Für alle Zuhörer, die das Buch noch nicht kannten, erklärte Kordic, das das gar nichts machte, wenn er nicht nur den Anfang liest, denn das Buch ist ja nicht chronologisch aufgebaut. „Man kann es auch von hinten nach vorne lesen“. Was für einige Lacher sorgte und vielleicht mal einen Versuch wert wäre.
Die gelesenen Textstellen gaben einen kurzen Einblick in die verschiedenen Handlungsorte, die wichtigsten Protagonisten und ließen auch die, für das Buch, typischen Anleitungen und Listen nicht aus.
Nach einer besonders deprimierenden Szene sagte er „ Als nächstes schreibe ich ein lustiges Buch.“ Konkret sprach er aber leider nicht über seine weiteren Pläne. Wenn das zweite Buch auch sechs Jahre zur Entstehung braucht, müssen wir noch ein paar Jahre warten.

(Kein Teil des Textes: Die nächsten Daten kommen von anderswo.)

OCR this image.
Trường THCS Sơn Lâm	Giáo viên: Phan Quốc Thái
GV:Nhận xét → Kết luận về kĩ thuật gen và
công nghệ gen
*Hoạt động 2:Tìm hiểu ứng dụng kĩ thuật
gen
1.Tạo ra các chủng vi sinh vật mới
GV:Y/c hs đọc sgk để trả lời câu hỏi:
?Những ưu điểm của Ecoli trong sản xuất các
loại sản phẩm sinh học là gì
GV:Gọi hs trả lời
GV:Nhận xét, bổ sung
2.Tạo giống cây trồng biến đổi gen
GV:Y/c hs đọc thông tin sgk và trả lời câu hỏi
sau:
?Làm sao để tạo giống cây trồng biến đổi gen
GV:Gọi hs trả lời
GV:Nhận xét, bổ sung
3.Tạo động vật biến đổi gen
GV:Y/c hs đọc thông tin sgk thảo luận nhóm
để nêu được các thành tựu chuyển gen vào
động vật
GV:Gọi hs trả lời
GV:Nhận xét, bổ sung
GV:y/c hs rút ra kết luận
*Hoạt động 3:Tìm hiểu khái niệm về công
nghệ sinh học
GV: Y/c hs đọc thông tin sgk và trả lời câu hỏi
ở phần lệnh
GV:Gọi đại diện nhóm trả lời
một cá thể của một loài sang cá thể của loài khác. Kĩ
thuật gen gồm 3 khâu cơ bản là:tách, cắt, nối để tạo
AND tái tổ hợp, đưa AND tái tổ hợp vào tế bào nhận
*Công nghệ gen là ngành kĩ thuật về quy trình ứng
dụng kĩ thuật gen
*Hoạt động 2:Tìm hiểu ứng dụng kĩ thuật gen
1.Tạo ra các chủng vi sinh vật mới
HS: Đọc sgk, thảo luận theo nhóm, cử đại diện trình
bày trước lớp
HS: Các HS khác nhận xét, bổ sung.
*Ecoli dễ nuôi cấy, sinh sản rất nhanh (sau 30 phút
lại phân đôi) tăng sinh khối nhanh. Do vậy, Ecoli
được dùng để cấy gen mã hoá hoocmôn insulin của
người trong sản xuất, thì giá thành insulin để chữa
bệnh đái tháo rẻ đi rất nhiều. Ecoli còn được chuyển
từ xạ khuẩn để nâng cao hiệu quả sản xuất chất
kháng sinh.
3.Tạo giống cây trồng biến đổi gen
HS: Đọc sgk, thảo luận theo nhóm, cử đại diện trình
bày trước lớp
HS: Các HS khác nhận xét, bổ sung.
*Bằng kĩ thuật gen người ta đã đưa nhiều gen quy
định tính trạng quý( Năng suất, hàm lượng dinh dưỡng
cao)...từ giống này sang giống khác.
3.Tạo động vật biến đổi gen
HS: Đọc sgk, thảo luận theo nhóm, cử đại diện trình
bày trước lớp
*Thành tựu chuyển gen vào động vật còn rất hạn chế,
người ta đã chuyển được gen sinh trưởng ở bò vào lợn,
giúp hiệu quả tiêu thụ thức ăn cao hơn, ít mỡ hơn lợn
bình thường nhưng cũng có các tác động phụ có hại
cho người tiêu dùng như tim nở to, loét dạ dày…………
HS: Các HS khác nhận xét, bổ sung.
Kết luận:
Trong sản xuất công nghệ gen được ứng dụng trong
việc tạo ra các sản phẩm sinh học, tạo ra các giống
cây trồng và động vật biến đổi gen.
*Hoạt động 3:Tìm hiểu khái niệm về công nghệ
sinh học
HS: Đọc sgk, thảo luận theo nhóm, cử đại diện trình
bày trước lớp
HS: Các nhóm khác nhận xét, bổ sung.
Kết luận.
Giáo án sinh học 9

In der Fragerunde danach erzählte Kordic, dass er ganz gut kroatisch spreche und verstehe, aber kaum in dieser Sprache schreiben könnte. Er würde sich wünschen, dass sein Buch mal in seine Vatersprache übersetzt werden würde, damit seine Verwandten, die nicht auf Deutsch lesen können, es auch mal lesen könnten. Leider ist diese Übersetzung bisher nicht geplant.
Er freut sich aber sehr, dass das Buch langsam auch von jungen Lesern entdeckt wird. Er hat auch irgendwie ein „Kinderbuch für Erwachsene“ geschrieben.
Auf den kürzlich erhaltenen Chamisso-Förderpreis angesprochen, äußerte er Kritik an den ihn interviewenden Journalisten, die sich fast alle in den Gesprächen auf seine deutsch-kroatische Herkunft konzentriert hätten. Aber so ganz allgemein wäre die Anerkennung durch so einen Preis doch schön!
Insgesamt ist er auch zufrieden mit seinem eigenen Buch, an dem er lange gearbeitet und gefeilt hat. Das Schreiben liegt auch in ihm selbst. Ermutigung durch Andere ist zwar schön, bei ihm aber nicht ausschlaggebend für den eigenen Schreibprozess.
Der nette Abend wurde durch ein lockeres Zusammensein von Autor, Gästen, Veranstaltern und Teilnehmern des Literaturkurses abgerundet.
Es war sehr schön, auch mal eine Lesung im ganz anderen Umfeld zu besuchen.